I need more friends around here. Y'all are great, don't get me wrong, but I need more local friends.
Completely understand the local friends issue. For me and Hulky, we realized we had a bunch, we just weren't hanging with them that much. We're making it a point to have impromptu gatherings more often or have one or two over for dinner and it's been lovely. I feel closer to them than ever, and I lived with these people in college! Maybe there are more friends around you than you think? Maybe it's time to reach out to a co-worker and make some plans?
I've never been great at making friends.
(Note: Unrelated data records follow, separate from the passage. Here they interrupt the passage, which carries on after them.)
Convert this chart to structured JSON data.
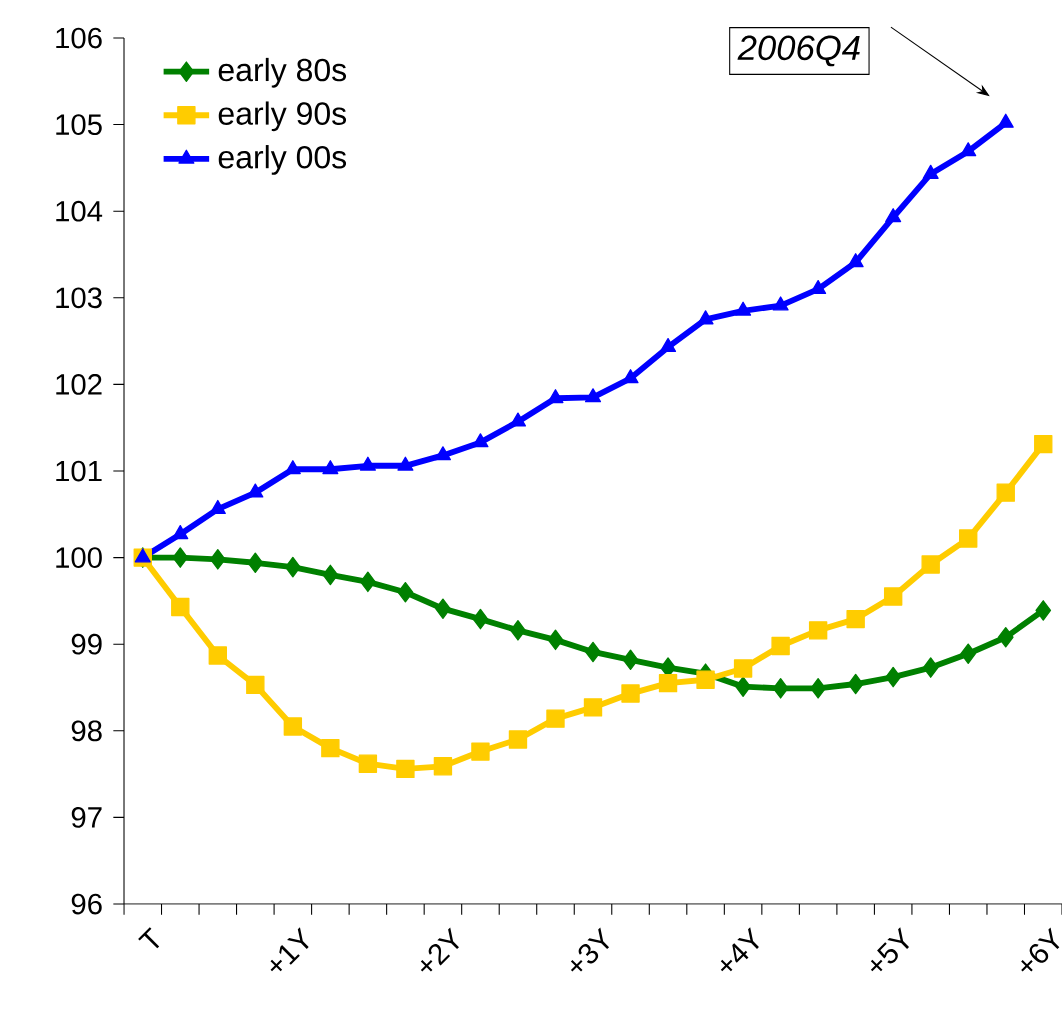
{
  "chart_data": {
    "type": "line",
    "categories": [
      "T",
      null,
      null,
      null,
      "+1Y",
      null,
      null,
      null,
      "+2Y",
      null,
      null,
      null,
      "+3Y",
      null,
      null,
      null,
      "+4Y",
      null,
      null,
      null,
      "+5Y",
      null,
      null,
      null,
      "+6Y"
    ],
    "series": [
      {
        "name": "early 80s",
        "color": "#008000",
        "marker": "diamond",
        "values": [
          100,
          100,
          99.98,
          99.94,
          99.89,
          99.8,
          99.72,
          99.6,
          99.41,
          99.29,
          99.16,
          99.05,
          98.91,
          98.82,
          98.73,
          98.66,
          98.51,
          98.49,
          98.49,
          98.54,
          98.62,
          98.73,
          98.89,
          99.08,
          99.39
        ]
      },
      {
        "name": "early 90s",
        "color": "#ffcc00",
        "marker": "square",
        "values": [
          100,
          99.43,
          98.87,
          98.53,
          98.05,
          97.8,
          97.62,
          97.56,
          97.59,
          97.76,
          97.9,
          98.14,
          98.27,
          98.43,
          98.55,
          98.59,
          98.72,
          98.98,
          99.16,
          99.29,
          99.55,
          99.92,
          100.22,
          100.75,
          101.31
        ]
      },
      {
        "name": "early 00s",
        "color": "#0000ff",
        "marker": "triangle",
        "values": [
          100,
          100.27,
          100.56,
          100.75,
          101.02,
          101.02,
          101.06,
          101.06,
          101.18,
          101.33,
          101.57,
          101.84,
          101.85,
          102.07,
          102.43,
          102.75,
          102.85,
          102.91,
          103.1,
          103.41,
          103.93,
          104.43,
          104.69,
          105.02,
          null
        ]
      }
    ],
    "ylim": [
      96,
      106
    ],
    "yticks": [
      96,
      97,
      98,
      99,
      100,
      101,
      102,
      103,
      104,
      105,
      106
    ],
    "legend": "top left",
    "grid": false,
    "line_style": "solid",
    "annotations": [
      "2006Q4"
    ]
  }
}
I think it was only in high school that I had more than a few nearby. I tend to scare off the locals. Not intentionally, but a person like me generally isn't well accepted. I'm libertarian, they're republican. I abhor country, that's all they listen to. I'm not religious, "God is [their] life." I'm not a round peg for the round hole.
In my more depressive moments, I do wonder what it'd be like to have more friends, to be closer to "Normal." I wonder how much of myself I'd hafta swallow to get close. Reality always kicks in, but I still fantasize about not being the odd one out, especially when Geek's not in town.
Well, I cried.
And ate andouille and mashed fauxtatoes for dinner.
And listened to jazzy/ classicalesque rock. (Think Adele and Daniel Powter, followeed by P!nk.)
And I feel better.
Sorry your day sucked so hard :( Feeling better is good. I hope it continues.